58.The Deluge in Uttarakhand

 THE DELUGE

My friend Rameshwar showed me this passage from Jim Corbett’s ‘The Pilgrim Road’ included in ‘The Man-Eating Leopard of Rudraprayag’. It is worthwhile quoting the para here:

‘Three days journey up the left bank of the Ganges and you  have reached the ancient capital of Garhwal, Shreenagar, an historic, religious, and trading centre  of considerable imporatance and of great beauty, nestling in a wide, open valley surrounded by high mountains. It was here, in the year 1805, that the forebears of the Garhwali soldiers who have fought so gallantly in two world wars made their last and unsuccessful stand against the Gurkha invaders, and it is a matter of great regret to the people of Garhwal that their ancient city of Sreenagar, together with the palaces of their kings, was swept away to the last stone, by the bursting of the Gohna Lake dam in 1894. This dam, caused by a landslide in the valley of the Birehi Ganga, a tributary of the Ganges, was 11,000’ wide at the base, 2000’ wide at the summit, and 900’ high, and when it burst, ten billion cubic feet of water were  released in the short space of six hours. So well was the bursting of the dam timed that, though the flood devastated the valley of the Ganges right down to Hardwar and swept away every bridge, only one family was lost, the members of which had returned to the danger-zone after having been forcibly removed from it.’

Were the Britishers more humane and better administrators than the Indians?

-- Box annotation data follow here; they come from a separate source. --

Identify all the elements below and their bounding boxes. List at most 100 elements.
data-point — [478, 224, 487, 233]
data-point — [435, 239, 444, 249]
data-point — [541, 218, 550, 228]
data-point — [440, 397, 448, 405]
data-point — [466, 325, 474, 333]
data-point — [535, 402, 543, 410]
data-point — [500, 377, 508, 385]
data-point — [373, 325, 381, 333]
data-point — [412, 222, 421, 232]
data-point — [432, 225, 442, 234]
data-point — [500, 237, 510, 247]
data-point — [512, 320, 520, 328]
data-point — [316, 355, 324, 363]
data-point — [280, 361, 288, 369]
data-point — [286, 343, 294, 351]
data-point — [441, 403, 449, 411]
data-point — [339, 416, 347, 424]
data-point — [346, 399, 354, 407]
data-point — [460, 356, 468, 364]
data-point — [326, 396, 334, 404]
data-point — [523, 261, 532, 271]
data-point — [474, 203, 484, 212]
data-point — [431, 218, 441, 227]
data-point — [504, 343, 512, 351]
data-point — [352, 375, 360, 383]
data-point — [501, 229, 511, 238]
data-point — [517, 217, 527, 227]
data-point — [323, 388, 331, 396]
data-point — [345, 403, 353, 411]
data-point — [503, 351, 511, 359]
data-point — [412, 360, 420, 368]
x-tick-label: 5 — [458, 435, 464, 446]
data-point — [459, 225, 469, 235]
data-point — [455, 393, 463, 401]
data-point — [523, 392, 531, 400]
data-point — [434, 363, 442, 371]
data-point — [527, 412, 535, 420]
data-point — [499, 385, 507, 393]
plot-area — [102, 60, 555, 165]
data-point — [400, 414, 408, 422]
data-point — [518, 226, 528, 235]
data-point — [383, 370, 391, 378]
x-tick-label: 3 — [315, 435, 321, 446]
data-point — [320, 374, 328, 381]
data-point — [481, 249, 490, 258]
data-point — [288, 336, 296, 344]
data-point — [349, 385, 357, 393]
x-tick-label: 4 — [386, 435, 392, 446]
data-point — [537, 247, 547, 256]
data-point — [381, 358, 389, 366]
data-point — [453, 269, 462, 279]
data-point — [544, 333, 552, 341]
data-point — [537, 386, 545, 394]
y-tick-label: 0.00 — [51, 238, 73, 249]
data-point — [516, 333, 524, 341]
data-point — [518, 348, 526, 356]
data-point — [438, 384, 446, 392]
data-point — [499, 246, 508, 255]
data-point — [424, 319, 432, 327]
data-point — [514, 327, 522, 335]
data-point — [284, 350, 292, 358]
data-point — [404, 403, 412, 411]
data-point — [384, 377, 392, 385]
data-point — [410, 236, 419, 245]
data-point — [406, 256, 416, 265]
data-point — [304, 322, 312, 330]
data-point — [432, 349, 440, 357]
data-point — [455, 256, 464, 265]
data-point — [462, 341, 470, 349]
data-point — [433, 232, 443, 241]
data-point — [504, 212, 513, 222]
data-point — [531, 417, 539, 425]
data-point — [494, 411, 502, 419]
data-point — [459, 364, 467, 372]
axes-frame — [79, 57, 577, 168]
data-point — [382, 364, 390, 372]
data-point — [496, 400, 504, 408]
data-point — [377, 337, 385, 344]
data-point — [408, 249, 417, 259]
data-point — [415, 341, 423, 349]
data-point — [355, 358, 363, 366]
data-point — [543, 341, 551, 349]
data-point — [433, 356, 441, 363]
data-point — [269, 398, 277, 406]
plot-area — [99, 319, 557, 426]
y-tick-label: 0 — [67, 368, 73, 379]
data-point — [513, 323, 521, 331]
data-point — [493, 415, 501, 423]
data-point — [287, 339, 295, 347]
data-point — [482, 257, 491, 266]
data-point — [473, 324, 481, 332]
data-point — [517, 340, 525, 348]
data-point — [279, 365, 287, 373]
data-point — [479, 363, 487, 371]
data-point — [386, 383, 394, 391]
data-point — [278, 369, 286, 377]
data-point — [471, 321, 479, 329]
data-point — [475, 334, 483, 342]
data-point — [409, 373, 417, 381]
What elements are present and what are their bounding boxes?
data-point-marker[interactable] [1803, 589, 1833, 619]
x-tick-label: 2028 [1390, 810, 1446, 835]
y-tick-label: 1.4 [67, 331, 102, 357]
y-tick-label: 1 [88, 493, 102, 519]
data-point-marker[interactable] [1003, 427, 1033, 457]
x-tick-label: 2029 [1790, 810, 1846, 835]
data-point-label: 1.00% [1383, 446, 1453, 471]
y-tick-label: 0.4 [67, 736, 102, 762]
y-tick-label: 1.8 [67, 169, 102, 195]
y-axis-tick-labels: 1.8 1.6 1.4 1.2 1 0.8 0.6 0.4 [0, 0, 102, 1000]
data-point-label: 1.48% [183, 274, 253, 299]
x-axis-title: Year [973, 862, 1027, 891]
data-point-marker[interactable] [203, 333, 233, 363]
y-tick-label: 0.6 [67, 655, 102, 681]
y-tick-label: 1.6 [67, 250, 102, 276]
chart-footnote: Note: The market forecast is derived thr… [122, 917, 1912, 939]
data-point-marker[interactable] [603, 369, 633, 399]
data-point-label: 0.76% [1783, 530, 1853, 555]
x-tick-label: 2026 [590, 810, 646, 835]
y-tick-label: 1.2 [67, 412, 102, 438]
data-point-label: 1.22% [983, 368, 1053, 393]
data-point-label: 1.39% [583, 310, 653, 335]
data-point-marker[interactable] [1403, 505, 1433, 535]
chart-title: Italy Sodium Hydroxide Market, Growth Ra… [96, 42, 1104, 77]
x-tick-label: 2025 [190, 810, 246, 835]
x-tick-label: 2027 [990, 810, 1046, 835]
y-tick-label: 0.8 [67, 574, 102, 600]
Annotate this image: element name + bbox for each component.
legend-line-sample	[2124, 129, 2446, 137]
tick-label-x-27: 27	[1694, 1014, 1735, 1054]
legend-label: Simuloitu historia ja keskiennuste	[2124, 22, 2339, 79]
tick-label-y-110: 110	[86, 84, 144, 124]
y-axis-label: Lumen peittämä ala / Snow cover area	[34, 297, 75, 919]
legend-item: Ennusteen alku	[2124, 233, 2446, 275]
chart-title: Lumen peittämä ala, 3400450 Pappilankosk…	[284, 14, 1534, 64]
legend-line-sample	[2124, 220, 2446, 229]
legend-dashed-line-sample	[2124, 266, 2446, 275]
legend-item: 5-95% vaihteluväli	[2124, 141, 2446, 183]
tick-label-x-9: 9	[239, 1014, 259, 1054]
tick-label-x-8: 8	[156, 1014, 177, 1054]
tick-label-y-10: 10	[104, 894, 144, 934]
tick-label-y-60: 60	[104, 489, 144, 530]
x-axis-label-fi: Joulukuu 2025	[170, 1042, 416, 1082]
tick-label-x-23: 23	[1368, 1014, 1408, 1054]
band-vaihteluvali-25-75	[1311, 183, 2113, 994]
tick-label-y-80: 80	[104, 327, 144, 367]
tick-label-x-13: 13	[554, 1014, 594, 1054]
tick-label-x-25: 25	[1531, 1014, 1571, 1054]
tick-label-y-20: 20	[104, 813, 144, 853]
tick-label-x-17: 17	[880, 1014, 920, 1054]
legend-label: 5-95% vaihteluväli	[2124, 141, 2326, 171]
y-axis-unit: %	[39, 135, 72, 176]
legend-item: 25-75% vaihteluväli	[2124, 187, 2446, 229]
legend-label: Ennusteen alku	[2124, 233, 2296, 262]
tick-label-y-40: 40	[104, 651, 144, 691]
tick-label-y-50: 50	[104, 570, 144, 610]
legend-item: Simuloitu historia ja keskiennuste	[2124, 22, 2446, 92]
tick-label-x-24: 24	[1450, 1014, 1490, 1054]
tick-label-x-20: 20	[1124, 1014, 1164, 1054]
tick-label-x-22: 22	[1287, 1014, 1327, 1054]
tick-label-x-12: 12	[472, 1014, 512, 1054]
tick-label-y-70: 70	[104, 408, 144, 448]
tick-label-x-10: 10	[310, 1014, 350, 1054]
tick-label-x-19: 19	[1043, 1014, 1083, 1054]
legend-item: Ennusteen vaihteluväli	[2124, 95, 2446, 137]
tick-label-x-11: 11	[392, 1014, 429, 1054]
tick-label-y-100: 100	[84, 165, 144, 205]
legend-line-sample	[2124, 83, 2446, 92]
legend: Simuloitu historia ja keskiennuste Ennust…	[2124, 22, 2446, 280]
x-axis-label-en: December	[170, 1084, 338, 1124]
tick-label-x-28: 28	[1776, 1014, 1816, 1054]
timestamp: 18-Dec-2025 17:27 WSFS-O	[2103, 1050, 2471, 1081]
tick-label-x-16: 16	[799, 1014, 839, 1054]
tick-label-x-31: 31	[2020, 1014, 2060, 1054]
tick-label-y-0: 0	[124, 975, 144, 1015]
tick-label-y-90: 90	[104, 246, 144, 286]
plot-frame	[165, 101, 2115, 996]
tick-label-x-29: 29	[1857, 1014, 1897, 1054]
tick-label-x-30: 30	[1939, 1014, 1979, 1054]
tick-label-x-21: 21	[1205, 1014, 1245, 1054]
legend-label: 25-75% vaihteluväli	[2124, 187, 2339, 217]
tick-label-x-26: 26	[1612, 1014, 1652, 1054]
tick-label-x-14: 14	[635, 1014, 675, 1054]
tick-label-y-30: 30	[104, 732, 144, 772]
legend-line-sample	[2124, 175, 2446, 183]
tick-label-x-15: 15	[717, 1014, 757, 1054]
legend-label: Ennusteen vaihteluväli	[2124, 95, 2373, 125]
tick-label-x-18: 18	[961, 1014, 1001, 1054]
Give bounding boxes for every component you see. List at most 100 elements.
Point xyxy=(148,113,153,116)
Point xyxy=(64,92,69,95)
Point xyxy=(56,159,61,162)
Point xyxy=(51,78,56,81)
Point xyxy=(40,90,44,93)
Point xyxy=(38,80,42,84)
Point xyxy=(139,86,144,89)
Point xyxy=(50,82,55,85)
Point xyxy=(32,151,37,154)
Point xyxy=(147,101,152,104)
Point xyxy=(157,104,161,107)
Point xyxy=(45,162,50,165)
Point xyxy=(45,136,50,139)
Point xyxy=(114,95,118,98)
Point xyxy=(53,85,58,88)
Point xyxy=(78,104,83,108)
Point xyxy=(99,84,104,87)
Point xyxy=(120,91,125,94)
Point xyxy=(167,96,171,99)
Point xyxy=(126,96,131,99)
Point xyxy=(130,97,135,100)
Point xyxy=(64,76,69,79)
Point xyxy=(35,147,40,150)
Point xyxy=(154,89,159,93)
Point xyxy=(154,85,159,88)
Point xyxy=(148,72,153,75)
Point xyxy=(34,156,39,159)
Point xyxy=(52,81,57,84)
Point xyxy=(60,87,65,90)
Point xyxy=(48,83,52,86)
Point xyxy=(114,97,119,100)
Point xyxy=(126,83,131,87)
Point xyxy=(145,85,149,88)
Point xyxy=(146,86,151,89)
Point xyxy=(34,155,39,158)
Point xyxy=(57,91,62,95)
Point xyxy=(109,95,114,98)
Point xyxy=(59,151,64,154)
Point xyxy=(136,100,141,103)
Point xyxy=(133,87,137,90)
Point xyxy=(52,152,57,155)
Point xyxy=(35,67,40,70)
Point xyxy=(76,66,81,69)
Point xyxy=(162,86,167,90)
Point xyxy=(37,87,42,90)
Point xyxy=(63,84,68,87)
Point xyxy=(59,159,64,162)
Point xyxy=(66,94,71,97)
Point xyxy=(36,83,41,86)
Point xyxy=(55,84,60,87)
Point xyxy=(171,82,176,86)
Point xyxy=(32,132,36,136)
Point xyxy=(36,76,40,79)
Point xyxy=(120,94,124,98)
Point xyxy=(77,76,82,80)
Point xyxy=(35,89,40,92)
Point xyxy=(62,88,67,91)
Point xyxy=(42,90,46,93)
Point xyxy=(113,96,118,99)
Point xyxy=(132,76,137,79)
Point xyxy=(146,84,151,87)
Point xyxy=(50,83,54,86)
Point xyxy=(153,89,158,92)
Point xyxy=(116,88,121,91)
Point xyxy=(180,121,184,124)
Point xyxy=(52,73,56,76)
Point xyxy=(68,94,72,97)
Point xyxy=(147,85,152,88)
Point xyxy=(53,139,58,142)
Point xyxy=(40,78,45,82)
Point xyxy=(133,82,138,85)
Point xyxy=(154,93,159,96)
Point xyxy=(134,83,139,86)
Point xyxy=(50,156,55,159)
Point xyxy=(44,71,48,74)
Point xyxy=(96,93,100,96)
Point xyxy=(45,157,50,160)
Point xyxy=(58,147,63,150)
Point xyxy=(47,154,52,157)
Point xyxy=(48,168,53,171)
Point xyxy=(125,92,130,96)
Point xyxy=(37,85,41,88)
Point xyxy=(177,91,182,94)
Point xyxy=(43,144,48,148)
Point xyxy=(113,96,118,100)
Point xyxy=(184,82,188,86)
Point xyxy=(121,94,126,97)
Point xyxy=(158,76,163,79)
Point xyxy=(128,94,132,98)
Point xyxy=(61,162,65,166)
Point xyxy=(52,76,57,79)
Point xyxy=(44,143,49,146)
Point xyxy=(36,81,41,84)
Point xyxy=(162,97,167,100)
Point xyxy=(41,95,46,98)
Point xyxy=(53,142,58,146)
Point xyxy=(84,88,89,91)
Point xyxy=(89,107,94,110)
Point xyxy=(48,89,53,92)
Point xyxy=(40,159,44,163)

Not that the warning was not there. The Commandant of a Training Centre evacuated the entire School before it was washed away the next morning. Did he have some information that the District Administration did not have?  The  overflowing of Vasukital glacier lake hs an uncanny resemblance to the  bursting of the Gohna Lake dam. June 15 was enough of a warning before the real disaster in the morning of June 16. True, the weatherman’s warning often becomes a routine, but it was there. But it is easy to have a hindsight.